Hi Greg, Rutvik here. We have created something similar to this but using GPT as LLM and Elevenlabs as TTS. We are facing issues with Silence detection with Deepgram. I know you did mentioned in your video at 3:53 that we need to make sure that we dont talk too slowly. And unfortunately Deepgram only has MAX value of 500 ms for endpointing (Silence detection). Can you confirm if we are using proper configurations with Deepgram? Following are my configurations.

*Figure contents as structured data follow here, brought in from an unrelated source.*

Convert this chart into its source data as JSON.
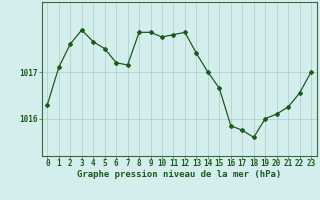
{
  "hours": [
    0,
    1,
    2,
    3,
    4,
    5,
    6,
    7,
    8,
    9,
    10,
    11,
    12,
    13,
    14,
    15,
    16,
    17,
    18,
    19,
    20,
    21,
    22,
    23
  ],
  "pressure": [
    1016.3,
    1017.1,
    1017.6,
    1017.9,
    1017.65,
    1017.5,
    1017.2,
    1017.15,
    1017.85,
    1017.85,
    1017.75,
    1017.8,
    1017.85,
    1017.4,
    1017.0,
    1016.65,
    1015.85,
    1015.75,
    1015.6,
    1016.0,
    1016.1,
    1016.25,
    1016.55,
    1017.0
  ],
  "line_color": "#1a5c1a",
  "marker": "D",
  "markersize": 2.0,
  "linewidth": 0.9,
  "bg_color": "#d4eeee",
  "grid_color": "#b0c8c8",
  "ytick_labels": [
    "1016",
    "1017"
  ],
  "ytick_values": [
    1016.0,
    1017.0
  ],
  "xlabel": "Graphe pression niveau de la mer (hPa)",
  "xlabel_fontsize": 6.5,
  "xlabel_color": "#1a5c1a",
  "tick_fontsize": 5.5,
  "tick_color": "#1a5c1a",
  "ylim": [
    1015.2,
    1018.5
  ],
  "xlim": [
    -0.5,
    23.5
  ]
}
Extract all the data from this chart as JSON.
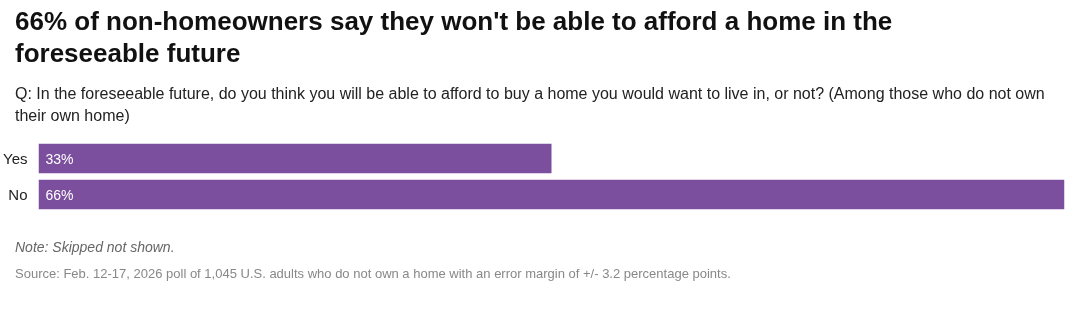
{
  "chart_data": {
    "type": "bar",
    "orientation": "horizontal",
    "title": "66% of non-homeowners say they won't be able to afford a home in the foreseeable future",
    "subtitle": "Q: In the foreseeable future, do you think you will be able to afford to buy a home you would want to live in, or not? (Among those who do not own their own home)",
    "categories": [
      "Yes",
      "No"
    ],
    "series": [
      {
        "color": "#7b4f9e",
        "values": [
          33,
          66
        ],
        "value_labels": [
          "33%",
          "66%"
        ]
      }
    ],
    "grid": false,
    "annotations": [
      "Note: Skipped not shown.",
      "Source: Feb. 12-17, 2026 poll of 1,045 U.S. adults who do not own a home with an error margin of +/- 3.2 percentage points."
    ]
  }
}
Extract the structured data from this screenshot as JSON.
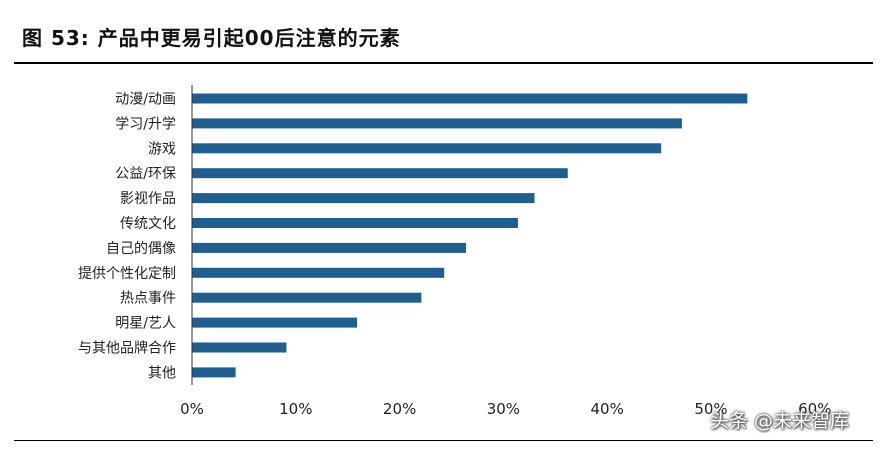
{
  "title": "图 53: 产品中更易引起00后注意的元素",
  "watermark": "头条 @未来智库",
  "chart_data": {
    "type": "bar",
    "orientation": "horizontal",
    "title": "图 53: 产品中更易引起00后注意的元素",
    "categories": [
      "动漫/动画",
      "学习/升学",
      "游戏",
      "公益/环保",
      "影视作品",
      "传统文化",
      "自己的偶像",
      "提供个性化定制",
      "热点事件",
      "明星/艺人",
      "与其他品牌合作",
      "其他"
    ],
    "values": [
      53.5,
      47.2,
      45.2,
      36.2,
      33.0,
      31.4,
      26.4,
      24.3,
      22.1,
      15.9,
      9.1,
      4.2
    ],
    "value_unit": "%",
    "xlim": [
      0,
      60
    ],
    "xticks": [
      0,
      10,
      20,
      30,
      40,
      50,
      60
    ],
    "xtick_labels": [
      "0%",
      "10%",
      "20%",
      "30%",
      "40%",
      "50%",
      "60%"
    ],
    "xlabel": "",
    "ylabel": "",
    "grid": false,
    "legend": "none",
    "bar_color": "#1f5f8f"
  }
}
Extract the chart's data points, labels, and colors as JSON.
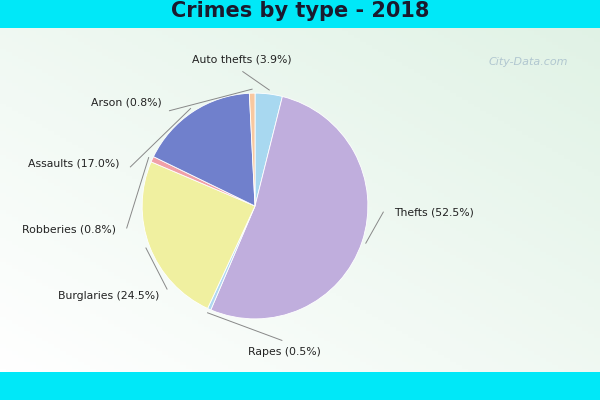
{
  "title": "Crimes by type - 2018",
  "labels": [
    "Thefts",
    "Burglaries",
    "Rapes",
    "Robberies",
    "Assaults",
    "Arson",
    "Auto thefts"
  ],
  "values": [
    52.5,
    24.5,
    0.5,
    0.8,
    17.0,
    0.8,
    3.9
  ],
  "colors": [
    "#c0aedd",
    "#f0f0a0",
    "#b0d8f0",
    "#f0a0a8",
    "#7080cc",
    "#f8c8a0",
    "#a8d8f0"
  ],
  "label_texts": [
    "Thefts (52.5%)",
    "Burglaries (24.5%)",
    "Rapes (0.5%)",
    "Robberies (0.8%)",
    "Assaults (17.0%)",
    "Arson (0.8%)",
    "Auto thefts (3.9%)"
  ],
  "title_fontsize": 15,
  "border_color": "#00e8f8",
  "bg_color": "#d8efe0",
  "watermark": "City-Data.com",
  "label_color": "#222222",
  "line_color": "#888888"
}
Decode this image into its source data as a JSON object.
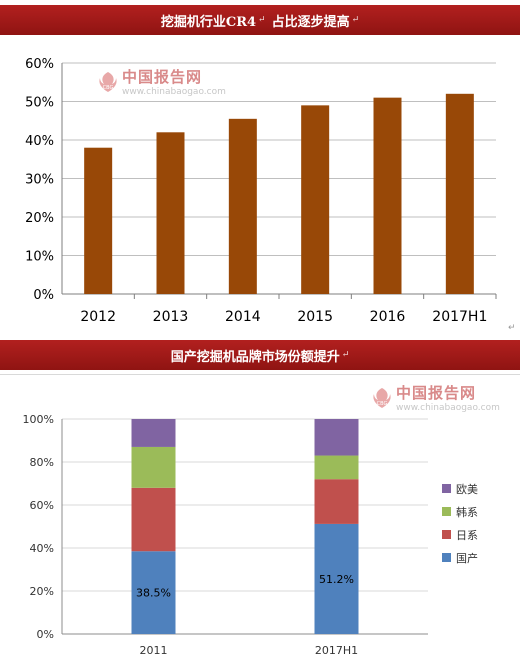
{
  "banners": [
    {
      "title": "挖掘机行业CR4",
      "tail": "占比逐步提高"
    },
    {
      "title": "国产挖掘机品牌市场份额提升"
    }
  ],
  "watermark": {
    "name": "中国报告网",
    "url": "www.chinabaogao.com",
    "badge": "CBG"
  },
  "colors": {
    "bar": "#984807",
    "guonei": "#4f81bd",
    "rixi": "#c0504d",
    "hanxi": "#9bbb59",
    "oumei": "#8064a2",
    "banner": "#a31a18"
  },
  "chart_data": [
    {
      "type": "bar",
      "categories": [
        "2012",
        "2013",
        "2014",
        "2015",
        "2016",
        "2017H1"
      ],
      "values": [
        38,
        42,
        45.5,
        49,
        51,
        52
      ],
      "ylim": [
        0,
        60
      ],
      "yticks": [
        "0%",
        "10%",
        "20%",
        "30%",
        "40%",
        "50%",
        "60%"
      ],
      "grid": true
    },
    {
      "type": "bar",
      "stacked": true,
      "categories": [
        "2011",
        "2017H1"
      ],
      "series": [
        {
          "name": "国产",
          "values": [
            38.5,
            51.2
          ],
          "labels": [
            "38.5%",
            "51.2%"
          ]
        },
        {
          "name": "日系",
          "values": [
            29.5,
            20.8
          ]
        },
        {
          "name": "韩系",
          "values": [
            19,
            11
          ]
        },
        {
          "name": "欧美",
          "values": [
            13,
            17
          ]
        }
      ],
      "ylim": [
        0,
        100
      ],
      "yticks": [
        "0%",
        "20%",
        "40%",
        "60%",
        "80%",
        "100%"
      ],
      "legend": "right",
      "grid": true
    }
  ]
}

            'punctuate': True,
            'interim_results': True,
            'language': 'en-US',
            'channels': 1,
            'sample_rate': 16000,
            'model': 'nova-2-conversationalai',
            'endpointing': 500

@HideousSlots

conversational endpointing is a great idea, but I'd like to see that combined with a small  model agent that was only looking for breaks in the conversation and an appropriate time to interject. Maybe with a crude scale for the length of the response. So if the user has a break in the point they're trying to make - we don't want the user interrupted and the conversation moved on - what would be more appropriate would be a simple acknowledgement. But once the point is complete, we would then pass back that we want a longer response.

@michielsmissaert

Great stuff! Did you not cut in the video to reduce the waiting time for the LLM response? If you did not, the speed is impressive! Thank you so much!

@hjoseph777

Can that be installed locally? Can you provide more detail on how to do the first step. The transcription is extremely fast

@andrewtschesnok5582

Nice. But in reality your demo is 3,500-4,000 ms from when you stop speaking to getting a response. It does not match the numbers you are printing...

@damien2198

I suppose Whisper/ tiny model would be faster than this Deepgram ? have you tried?